My familiar foods have passed the test of time and have been savoured without boredom coming into play. Now we all know that the concept of time is relative to one’s age. So if I had the urge to comfort myself with a familiar food that had passed the relevant criteria, it would have to hail from South Africa! The comfort of Ouma rusks with a cup of hot tea after a long day of teaching or a packet of salty chips as a meal in a bag when time is of the essence.
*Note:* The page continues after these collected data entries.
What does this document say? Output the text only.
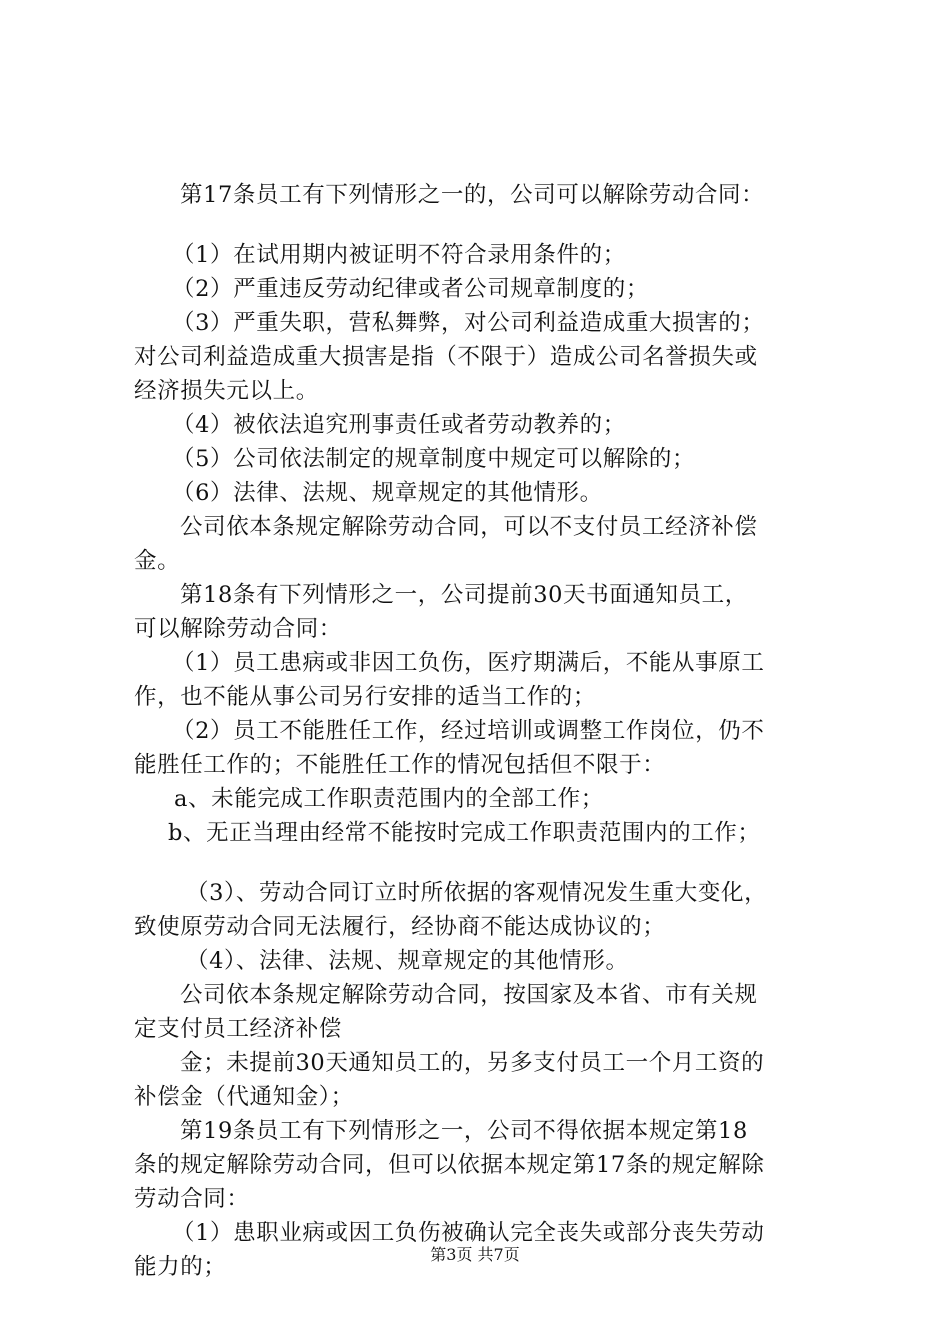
第17条员工有下列情形之一的，公司可以解除劳动合同：
（1）在试用期内被证明不符合录用条件的；
（2）严重违反劳动纪律或者公司规章制度的；
（3）严重失职，营私舞弊，对公司利益造成重大损害的；
对公司利益造成重大损害是指（不限于）造成公司名誉损失或
经济损失元以上。
（4）被依法追究刑事责任或者劳动教养的；
（5）公司依法制定的规章制度中规定可以解除的；
（6）法律、法规、规章规定的其他情形。
公司依本条规定解除劳动合同，可以不支付员工经济补偿
金。
第18条有下列情形之一，公司提前30天书面通知员工，
可以解除劳动合同：
（1）员工患病或非因工负伤，医疗期满后，不能从事原工
作，也不能从事公司另行安排的适当工作的；
（2）员工不能胜任工作，经过培训或调整工作岗位，仍不
能胜任工作的；不能胜任工作的情况包括但不限于：
a、未能完成工作职责范围内的全部工作；
b、无正当理由经常不能按时完成工作职责范围内的工作；
（3）、劳动合同订立时所依据的客观情况发生重大变化，
致使原劳动合同无法履行，经协商不能达成协议的；
（4）、法律、法规、规章规定的其他情形。
公司依本条规定解除劳动合同，按国家及本省、市有关规
定支付员工经济补偿
金；未提前30天通知员工的，另多支付员工一个月工资的
补偿金（代通知金）；
第19条员工有下列情形之一，公司不得依据本规定第18
条的规定解除劳动合同，但可以依据本规定第17条的规定解除
劳动合同：
（1）患职业病或因工负伤被确认完全丧失或部分丧失劳动
能力的；	第3页 共7页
My mouth just watered at the mere thought of these simple comfort foods.

 

That was it, I had to satisfy my stomach and calm my jaded being. I reversed out of the garage and chased down the road to my wonderful find of 2 weeks prior…the South African shop. There was no sighing as I pushed this trolley and the memories of trying to do this ‘job’ as fast as I could were in the distant folds of my cortex. I pushed my tiny trolley around the isles and drank in all things familiar…..boerewors,  rusks, Oros juice and Romany Creams to name a few.  The cheerful shopkeeper rang up my goods and as I handed over my dollars I thought about how important it is to keep things constant when one is dealing with change. If it means a 10 kilometer drive for a bottle of mayonnaise and a packet of biltong, so be it. We all cope in different ways and for us as a family, our South African foods and treats put a spring in our step when the going gets tough.

 

Did you ever think these would be comfort foods?